Williams informed Bleeding Cool that the X-Factor series was canceled when her Magneto/Wanda story arc pitch for X-Factor "became such a popular pitch at Marvel", however, Marvel didn't believe that X-Factor's readership numbers were "big enough for this story" which led to the development of the Trial of Magneto limited series. Marvel "canceled X-Factor #10 rather than seeing it run as planned, with the Trial beginning in X-Factor #15. Williams says she only learned about the cancellation of X-Factor when she was writing #9, so as she had to finish the series quickly, squeezing six issues worth of story into those last two issues, calling it 'cramped and rushed'". Williams also stated that she "had to change her goodbye letter at the end of X-Factor #10 three times, because she was giving away too much of what the previous plans had been and Marvel didn't want to make the cancellation look like the last-minute decision it clearly was, and that this was planned all along".

===Characters===
In the comic, the X-Factor team reports to the Five; a group of five mutants who combine their powers to resurrect dead mutants. According to Williams, the comic was initially "pitched as a missing persons mystery book", but decided to place more emphasis on the Five and the resurrection process after noticing fan interest in the subject. She worked with X-Men writer Jonathan Hickman and editor Jordan D. White to establish the cast of the series.

Northstar was chosen because Williams had become attached to the character while writing the Age of X-Man: X-Tremists miniseries.

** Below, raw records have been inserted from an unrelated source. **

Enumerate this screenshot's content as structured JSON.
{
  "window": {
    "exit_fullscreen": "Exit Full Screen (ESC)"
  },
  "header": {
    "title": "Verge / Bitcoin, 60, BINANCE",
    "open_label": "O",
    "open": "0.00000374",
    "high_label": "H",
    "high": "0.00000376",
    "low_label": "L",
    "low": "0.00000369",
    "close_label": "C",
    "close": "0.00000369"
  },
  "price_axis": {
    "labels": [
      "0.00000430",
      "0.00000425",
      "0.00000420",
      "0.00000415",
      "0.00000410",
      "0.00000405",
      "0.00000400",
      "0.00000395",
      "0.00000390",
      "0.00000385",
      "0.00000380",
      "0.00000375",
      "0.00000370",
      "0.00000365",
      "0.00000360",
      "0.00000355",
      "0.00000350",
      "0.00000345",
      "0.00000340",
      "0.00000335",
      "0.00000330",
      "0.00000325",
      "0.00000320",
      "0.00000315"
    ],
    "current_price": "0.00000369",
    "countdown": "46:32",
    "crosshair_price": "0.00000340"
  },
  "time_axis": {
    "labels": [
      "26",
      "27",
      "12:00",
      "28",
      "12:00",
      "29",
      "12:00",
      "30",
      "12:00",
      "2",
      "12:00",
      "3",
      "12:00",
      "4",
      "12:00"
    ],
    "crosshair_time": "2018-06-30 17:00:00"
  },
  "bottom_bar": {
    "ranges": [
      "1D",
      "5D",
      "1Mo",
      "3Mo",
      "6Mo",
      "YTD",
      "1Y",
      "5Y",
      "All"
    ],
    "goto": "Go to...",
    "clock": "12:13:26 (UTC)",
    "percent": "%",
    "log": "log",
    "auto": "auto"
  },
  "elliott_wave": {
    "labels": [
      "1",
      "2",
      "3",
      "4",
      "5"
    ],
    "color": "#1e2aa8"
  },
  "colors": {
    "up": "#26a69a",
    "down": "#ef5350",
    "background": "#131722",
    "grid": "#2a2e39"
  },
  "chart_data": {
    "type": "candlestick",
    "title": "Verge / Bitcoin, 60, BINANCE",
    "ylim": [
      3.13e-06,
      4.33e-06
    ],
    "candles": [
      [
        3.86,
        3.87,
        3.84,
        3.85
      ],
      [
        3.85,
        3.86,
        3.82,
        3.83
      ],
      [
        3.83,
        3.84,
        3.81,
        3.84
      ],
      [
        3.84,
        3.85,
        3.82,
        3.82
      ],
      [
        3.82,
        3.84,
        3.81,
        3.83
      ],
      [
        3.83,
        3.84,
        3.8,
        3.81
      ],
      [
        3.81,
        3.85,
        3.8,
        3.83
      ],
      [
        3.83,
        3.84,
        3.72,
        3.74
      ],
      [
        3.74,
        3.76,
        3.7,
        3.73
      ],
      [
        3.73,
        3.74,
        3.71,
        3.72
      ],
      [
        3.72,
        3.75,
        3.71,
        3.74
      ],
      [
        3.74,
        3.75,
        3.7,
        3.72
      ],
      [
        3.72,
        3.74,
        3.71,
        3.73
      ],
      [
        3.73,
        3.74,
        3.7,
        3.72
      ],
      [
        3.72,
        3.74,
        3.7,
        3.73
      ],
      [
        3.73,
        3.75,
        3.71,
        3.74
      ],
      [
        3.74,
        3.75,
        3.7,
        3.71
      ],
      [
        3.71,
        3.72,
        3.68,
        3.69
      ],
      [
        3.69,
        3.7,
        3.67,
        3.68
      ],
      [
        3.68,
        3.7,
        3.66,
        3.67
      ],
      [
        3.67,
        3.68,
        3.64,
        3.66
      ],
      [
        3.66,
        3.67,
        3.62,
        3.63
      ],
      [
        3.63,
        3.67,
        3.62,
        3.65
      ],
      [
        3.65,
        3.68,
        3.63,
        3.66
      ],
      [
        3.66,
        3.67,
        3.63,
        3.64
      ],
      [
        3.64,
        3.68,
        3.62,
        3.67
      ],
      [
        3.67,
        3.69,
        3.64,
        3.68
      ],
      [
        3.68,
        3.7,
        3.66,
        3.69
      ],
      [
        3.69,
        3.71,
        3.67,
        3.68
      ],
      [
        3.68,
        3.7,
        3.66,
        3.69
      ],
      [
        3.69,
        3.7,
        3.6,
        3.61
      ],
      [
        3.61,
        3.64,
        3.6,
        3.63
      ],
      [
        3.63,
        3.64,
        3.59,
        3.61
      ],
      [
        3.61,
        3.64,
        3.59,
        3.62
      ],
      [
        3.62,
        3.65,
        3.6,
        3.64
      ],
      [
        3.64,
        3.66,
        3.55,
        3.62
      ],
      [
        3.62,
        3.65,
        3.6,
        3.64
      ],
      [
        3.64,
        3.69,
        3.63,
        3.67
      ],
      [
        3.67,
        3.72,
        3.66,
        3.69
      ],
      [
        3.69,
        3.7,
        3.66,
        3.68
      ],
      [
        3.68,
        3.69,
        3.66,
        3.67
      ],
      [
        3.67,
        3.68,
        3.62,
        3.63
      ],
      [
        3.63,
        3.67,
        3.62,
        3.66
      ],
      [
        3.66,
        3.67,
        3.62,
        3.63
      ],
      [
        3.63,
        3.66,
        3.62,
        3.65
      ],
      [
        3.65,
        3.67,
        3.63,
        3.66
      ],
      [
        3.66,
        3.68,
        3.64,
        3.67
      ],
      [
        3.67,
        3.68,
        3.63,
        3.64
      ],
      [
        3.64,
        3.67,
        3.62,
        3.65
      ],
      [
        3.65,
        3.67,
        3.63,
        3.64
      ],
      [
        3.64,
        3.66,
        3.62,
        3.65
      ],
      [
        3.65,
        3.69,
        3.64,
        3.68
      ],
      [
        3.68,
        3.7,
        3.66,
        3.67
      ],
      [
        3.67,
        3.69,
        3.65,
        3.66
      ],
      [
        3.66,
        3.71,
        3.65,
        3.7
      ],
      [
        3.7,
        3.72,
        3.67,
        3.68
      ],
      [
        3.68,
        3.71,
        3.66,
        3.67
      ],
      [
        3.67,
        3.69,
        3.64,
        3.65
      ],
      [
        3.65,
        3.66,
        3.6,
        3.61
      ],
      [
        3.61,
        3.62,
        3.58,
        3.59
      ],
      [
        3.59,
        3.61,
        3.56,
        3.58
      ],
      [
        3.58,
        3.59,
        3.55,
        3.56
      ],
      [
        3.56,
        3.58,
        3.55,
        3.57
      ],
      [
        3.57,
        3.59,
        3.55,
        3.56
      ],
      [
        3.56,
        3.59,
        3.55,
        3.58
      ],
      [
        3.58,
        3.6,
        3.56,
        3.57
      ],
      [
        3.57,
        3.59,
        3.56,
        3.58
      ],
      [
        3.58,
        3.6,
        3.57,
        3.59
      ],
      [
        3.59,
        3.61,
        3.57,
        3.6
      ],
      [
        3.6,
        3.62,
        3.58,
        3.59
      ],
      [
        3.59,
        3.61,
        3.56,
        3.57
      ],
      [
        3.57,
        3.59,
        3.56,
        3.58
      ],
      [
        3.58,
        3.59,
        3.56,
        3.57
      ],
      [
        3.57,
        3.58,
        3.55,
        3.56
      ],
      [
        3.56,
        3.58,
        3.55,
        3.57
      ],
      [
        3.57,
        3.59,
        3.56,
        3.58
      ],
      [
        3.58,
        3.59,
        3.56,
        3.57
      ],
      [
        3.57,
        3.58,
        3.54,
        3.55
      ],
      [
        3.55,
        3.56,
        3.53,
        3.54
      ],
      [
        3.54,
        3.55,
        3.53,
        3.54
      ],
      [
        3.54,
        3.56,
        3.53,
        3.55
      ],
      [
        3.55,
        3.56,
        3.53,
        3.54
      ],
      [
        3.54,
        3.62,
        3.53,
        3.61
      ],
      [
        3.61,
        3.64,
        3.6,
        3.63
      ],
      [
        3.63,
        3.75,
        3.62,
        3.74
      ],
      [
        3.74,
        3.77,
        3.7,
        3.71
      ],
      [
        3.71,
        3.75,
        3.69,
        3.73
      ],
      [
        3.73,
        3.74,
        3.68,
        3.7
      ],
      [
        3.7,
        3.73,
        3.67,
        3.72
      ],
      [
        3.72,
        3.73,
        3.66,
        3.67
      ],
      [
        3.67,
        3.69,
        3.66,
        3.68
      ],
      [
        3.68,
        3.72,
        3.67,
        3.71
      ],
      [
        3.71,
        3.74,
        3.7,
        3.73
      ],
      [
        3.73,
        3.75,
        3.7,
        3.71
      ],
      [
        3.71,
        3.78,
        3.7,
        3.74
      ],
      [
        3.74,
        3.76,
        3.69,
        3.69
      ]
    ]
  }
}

Moreover, Northstar's marriage to his human husband Kyle would allow her to depict a mutant–human relationship. The decision to include Polaris in the cast was hard for Williams, as she was unfamiliar with the character. However, she included her on the team because of her history with being a member of X-Factor and having "character work that desperately needs doing".

The remaining members of the team were all chosen based on their investigative skills and capability. Rachel due to her telepathy and "incredible lore and untapped potential", having chosen Prodigy for similar reasons. Eye-Boy was chosen because of his x-ray vision and acting as the team's youngest member, while Daken's inclusion was because Williams felt the team needed a "fucky thot enforcer".

Williams stated that Aurora was initially supposed to only assist the team from their headquarters as—similarly to Polaris—she viewed the character as one that required independent work "without Northstar overshadowing her".

==Reception==
At the review aggregator website Comic Book Roundup, the series received an average score of 8.1 out of 10 based on 58 reviews. Even before the title's start, Scoot Allan of Comic Book Resources listed the roster as his 7th favorite X-Factor roster, stating that its use of established characters and inclusion of former members "has the potential to be an exciting and powerful roster".

The series received a nomination for Outstanding Comic Book at the 32nd GLAAD Media Awards in 2021.

Ryan Sonneville, reviewing Reign of X Vol. 14 for AIPT Comics, called X-Factor #10 – the final issue of X-Factor – a "jumbled mess". Sonneville highlighted that the Trial of Magento was originally intended as a story-arc following X-Factor #15, however, the sudden cancellation of X-Factor "meant every loose plot element emerging had to come to an abrupt conclusion. The mystery of Prodigy's murder is 'revealed,' but comes across as an arc that skipped huge chunks of its rising action. The fact that it is also a tie-in to the larger Hellfire Gala crossover and stage setting for the Trial of Magneto does not help; it reads like jumbled mess of editorial incongruities. Pencil work is covered by three separate artists, which does not help its narrative direction or tone, even though each individual contribution is competent. It's a shame that this book, with such a distinct identity and style, was so quickly brought to an unsatisfying conclusion".